Neuroimmunology Unit, Montreal Neurological Institute, McGill University, Montreal, Quebec, Canada H3A 2B4.
OBJECTIVE: To review the direct and indirect effects on the central nervous system (CNS) of systemically administered immuno-modulatory therapies in use or under evaluation for the relapsing forms of multiple sclerosis (MS).
METHODS: We summarize data published by our own lab and by others that delineate the effects of such therapies on in vitro neural cell cultures and in animal model-based systems.

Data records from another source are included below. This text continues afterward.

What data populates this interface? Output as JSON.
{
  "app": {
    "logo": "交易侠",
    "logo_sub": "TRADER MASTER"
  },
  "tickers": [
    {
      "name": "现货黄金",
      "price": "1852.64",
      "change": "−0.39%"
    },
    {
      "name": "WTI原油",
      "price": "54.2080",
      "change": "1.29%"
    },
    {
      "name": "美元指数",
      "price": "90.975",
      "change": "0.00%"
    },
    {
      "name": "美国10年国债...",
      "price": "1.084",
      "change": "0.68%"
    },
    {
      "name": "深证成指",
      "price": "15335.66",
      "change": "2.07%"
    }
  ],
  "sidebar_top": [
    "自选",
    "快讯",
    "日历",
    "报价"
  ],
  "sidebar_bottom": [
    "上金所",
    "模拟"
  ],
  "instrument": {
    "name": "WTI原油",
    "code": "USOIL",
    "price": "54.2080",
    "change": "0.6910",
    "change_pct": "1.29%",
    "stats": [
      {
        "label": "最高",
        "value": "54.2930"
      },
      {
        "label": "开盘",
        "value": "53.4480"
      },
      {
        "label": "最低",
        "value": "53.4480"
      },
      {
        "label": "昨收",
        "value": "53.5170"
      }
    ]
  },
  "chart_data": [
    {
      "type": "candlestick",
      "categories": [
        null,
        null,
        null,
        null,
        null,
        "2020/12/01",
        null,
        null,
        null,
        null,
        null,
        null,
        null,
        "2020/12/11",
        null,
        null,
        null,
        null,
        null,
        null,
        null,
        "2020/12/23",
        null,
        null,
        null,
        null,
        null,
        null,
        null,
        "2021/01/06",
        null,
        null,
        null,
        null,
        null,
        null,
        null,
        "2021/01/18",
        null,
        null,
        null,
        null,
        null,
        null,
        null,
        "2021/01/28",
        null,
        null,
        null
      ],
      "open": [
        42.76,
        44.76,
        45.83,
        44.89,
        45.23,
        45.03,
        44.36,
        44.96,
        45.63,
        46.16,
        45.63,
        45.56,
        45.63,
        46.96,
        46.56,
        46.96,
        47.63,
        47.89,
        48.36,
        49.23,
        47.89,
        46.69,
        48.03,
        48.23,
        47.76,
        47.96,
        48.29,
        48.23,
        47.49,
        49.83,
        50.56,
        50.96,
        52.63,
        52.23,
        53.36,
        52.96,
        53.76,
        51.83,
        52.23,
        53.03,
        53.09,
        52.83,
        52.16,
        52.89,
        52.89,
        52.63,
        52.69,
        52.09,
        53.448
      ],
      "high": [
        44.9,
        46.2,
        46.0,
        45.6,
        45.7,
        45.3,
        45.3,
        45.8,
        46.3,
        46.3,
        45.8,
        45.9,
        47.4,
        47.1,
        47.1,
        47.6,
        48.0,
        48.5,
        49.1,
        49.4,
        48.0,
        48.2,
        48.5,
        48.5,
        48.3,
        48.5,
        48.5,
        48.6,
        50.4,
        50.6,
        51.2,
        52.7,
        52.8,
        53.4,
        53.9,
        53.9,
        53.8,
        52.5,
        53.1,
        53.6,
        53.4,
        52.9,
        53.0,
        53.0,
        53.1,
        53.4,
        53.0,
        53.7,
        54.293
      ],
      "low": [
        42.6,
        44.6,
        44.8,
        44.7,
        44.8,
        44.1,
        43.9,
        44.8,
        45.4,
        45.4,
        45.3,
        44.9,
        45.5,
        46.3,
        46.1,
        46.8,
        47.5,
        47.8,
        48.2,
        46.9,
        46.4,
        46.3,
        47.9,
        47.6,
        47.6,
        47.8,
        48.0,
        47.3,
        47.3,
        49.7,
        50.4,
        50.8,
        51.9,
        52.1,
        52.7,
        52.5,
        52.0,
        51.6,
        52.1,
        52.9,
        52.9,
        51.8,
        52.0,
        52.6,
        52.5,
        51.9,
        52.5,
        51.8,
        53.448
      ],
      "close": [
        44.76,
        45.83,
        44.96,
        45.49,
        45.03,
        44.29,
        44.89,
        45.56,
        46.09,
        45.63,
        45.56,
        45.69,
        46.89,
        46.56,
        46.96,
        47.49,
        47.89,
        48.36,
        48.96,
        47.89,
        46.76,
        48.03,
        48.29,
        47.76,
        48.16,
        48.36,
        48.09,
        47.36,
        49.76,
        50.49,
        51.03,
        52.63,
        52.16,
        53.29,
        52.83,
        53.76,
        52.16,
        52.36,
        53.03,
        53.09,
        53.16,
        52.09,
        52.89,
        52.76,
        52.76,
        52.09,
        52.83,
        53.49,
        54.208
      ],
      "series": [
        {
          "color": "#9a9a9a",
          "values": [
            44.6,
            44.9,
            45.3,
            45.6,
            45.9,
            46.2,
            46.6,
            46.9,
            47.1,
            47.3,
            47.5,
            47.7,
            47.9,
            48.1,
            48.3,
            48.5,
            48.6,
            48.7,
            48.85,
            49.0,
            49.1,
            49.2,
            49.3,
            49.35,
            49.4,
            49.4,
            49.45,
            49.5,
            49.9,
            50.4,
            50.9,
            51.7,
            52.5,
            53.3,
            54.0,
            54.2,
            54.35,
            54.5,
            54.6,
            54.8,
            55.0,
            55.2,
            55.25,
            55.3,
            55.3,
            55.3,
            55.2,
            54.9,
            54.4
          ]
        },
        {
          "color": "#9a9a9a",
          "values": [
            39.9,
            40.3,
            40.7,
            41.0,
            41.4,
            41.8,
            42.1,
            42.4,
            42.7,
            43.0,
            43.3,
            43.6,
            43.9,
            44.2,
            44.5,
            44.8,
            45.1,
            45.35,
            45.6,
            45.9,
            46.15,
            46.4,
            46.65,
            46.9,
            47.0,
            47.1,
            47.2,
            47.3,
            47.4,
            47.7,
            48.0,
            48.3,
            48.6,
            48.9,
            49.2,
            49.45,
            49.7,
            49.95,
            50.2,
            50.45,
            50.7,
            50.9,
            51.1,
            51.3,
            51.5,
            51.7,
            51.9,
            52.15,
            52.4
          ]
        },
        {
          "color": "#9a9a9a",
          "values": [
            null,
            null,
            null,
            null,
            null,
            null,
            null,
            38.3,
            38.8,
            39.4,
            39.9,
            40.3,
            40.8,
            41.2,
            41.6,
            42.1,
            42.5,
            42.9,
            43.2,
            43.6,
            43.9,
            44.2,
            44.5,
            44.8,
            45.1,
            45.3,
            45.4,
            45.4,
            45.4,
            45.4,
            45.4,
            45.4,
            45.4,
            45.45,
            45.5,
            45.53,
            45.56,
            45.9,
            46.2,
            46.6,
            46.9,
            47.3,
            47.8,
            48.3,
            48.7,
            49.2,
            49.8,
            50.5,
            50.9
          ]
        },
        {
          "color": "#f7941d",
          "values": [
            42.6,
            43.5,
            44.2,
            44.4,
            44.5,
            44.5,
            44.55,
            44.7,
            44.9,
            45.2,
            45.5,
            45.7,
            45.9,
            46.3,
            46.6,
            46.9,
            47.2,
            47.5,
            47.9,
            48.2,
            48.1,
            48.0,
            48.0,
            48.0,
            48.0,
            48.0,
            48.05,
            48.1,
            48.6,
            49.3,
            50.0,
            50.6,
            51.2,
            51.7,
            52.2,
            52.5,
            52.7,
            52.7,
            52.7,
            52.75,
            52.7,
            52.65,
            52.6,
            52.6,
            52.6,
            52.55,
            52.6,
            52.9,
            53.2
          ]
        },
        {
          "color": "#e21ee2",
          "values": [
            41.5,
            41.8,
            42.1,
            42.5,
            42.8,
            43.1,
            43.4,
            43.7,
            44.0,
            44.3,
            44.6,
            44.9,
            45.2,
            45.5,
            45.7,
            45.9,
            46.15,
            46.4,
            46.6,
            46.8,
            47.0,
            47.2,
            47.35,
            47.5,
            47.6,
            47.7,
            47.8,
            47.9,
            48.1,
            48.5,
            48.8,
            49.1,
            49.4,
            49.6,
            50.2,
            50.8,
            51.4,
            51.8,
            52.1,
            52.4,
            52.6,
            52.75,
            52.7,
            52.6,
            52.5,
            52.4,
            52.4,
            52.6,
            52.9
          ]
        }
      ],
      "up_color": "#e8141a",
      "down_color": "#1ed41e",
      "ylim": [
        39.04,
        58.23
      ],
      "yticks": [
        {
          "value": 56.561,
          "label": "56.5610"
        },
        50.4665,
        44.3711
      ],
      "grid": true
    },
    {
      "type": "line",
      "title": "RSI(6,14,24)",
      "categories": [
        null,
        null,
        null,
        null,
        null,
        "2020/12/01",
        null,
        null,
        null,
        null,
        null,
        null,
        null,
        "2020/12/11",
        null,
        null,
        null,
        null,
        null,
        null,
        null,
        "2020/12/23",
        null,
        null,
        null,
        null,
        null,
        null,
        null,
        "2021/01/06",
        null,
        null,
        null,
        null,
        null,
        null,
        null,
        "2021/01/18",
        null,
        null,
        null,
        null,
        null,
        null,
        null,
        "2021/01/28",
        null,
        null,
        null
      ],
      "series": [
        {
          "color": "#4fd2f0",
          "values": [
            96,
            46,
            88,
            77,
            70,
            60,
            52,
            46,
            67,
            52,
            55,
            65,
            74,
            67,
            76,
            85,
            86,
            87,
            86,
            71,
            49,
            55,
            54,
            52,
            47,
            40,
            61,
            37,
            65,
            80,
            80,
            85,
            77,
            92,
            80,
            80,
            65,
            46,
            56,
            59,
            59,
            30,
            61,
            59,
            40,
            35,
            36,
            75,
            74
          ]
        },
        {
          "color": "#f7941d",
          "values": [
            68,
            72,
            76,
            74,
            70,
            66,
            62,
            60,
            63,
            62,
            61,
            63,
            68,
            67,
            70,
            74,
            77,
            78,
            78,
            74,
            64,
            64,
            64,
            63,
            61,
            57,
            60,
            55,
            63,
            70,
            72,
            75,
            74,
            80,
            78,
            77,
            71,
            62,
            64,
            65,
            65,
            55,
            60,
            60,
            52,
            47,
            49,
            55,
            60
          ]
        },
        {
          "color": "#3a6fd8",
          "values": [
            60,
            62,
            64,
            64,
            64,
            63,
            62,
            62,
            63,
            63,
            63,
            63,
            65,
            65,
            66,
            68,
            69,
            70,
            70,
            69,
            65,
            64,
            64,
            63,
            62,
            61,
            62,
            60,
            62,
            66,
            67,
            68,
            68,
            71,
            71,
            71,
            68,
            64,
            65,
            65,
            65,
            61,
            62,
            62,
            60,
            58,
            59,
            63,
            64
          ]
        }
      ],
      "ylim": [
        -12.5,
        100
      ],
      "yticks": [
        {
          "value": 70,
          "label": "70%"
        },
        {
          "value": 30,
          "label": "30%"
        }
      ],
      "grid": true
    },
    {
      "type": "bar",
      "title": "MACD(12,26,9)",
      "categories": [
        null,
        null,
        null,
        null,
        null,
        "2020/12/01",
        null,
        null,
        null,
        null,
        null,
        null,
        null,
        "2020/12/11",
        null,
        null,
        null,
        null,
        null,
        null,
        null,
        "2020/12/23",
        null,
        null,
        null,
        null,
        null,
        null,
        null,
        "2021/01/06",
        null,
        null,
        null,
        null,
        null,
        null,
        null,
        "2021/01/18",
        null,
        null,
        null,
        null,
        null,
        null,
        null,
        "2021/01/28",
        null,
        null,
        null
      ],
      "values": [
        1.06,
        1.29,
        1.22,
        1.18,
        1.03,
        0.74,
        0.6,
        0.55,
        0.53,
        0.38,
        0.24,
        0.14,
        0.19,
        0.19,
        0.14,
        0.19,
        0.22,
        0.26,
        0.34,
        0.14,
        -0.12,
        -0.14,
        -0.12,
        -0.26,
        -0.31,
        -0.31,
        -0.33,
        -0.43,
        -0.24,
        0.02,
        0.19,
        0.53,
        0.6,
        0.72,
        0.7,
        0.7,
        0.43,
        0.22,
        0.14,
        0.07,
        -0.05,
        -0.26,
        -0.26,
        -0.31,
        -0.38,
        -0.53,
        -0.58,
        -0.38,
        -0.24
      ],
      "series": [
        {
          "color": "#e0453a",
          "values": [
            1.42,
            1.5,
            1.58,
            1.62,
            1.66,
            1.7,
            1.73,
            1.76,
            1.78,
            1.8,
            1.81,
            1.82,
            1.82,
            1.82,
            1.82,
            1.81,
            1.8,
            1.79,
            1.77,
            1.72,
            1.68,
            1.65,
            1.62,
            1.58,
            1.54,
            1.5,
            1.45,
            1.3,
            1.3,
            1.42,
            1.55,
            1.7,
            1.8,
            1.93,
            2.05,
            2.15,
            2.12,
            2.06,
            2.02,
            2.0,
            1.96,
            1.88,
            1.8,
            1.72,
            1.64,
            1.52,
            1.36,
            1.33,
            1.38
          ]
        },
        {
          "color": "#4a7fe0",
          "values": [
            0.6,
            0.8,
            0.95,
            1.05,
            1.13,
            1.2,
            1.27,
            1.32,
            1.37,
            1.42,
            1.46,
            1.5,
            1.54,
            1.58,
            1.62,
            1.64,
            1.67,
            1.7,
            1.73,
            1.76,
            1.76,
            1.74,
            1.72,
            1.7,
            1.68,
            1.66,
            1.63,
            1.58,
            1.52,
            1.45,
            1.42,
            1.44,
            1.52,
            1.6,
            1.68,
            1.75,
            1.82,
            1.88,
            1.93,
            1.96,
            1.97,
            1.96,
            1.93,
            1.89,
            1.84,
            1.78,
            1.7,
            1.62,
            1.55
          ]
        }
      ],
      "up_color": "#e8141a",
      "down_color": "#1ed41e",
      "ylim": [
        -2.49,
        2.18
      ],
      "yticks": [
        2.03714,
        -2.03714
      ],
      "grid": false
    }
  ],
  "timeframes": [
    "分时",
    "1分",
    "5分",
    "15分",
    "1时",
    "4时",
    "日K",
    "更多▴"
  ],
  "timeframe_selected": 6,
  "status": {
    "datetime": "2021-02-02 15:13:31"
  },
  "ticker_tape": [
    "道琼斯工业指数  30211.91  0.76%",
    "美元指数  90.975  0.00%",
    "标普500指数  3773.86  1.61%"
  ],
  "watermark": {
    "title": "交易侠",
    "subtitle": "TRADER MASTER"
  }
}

RESULTS: The long-approved therapies, interferon beta (IFNbeta) and glatiramer acetate (GA), do not readily access the CNS. These agents can still indirectly have an effect on disease-related immune regulatory and effector functions within the CNS by modulating the properties of systemic immune cells that migrate to this compartment. Such immune cells could interact with perivascular and innate immune cells that are involved in immune regulation and with cells that are either targets of the disease process (oligodendrocytes, neurons) and/or are involved with repair (progenitor cells). Newer agents reported to favorably impact on relapse frequency in MS include the sphingosine-1-phosphate agonist, fingolimod, and the lipophilic statin, simvastatin. Both agents access the CNS and thus represent examples of agents that could directly impact on disease-relevant injury and repair process within the CNS.
CONCLUSIONS: The observations reviewed in this report regarding indirect and direct effects of immuno-modulatory agents on the CNS indicate the need to understand and monitor the neurobiologic effects of such therapies.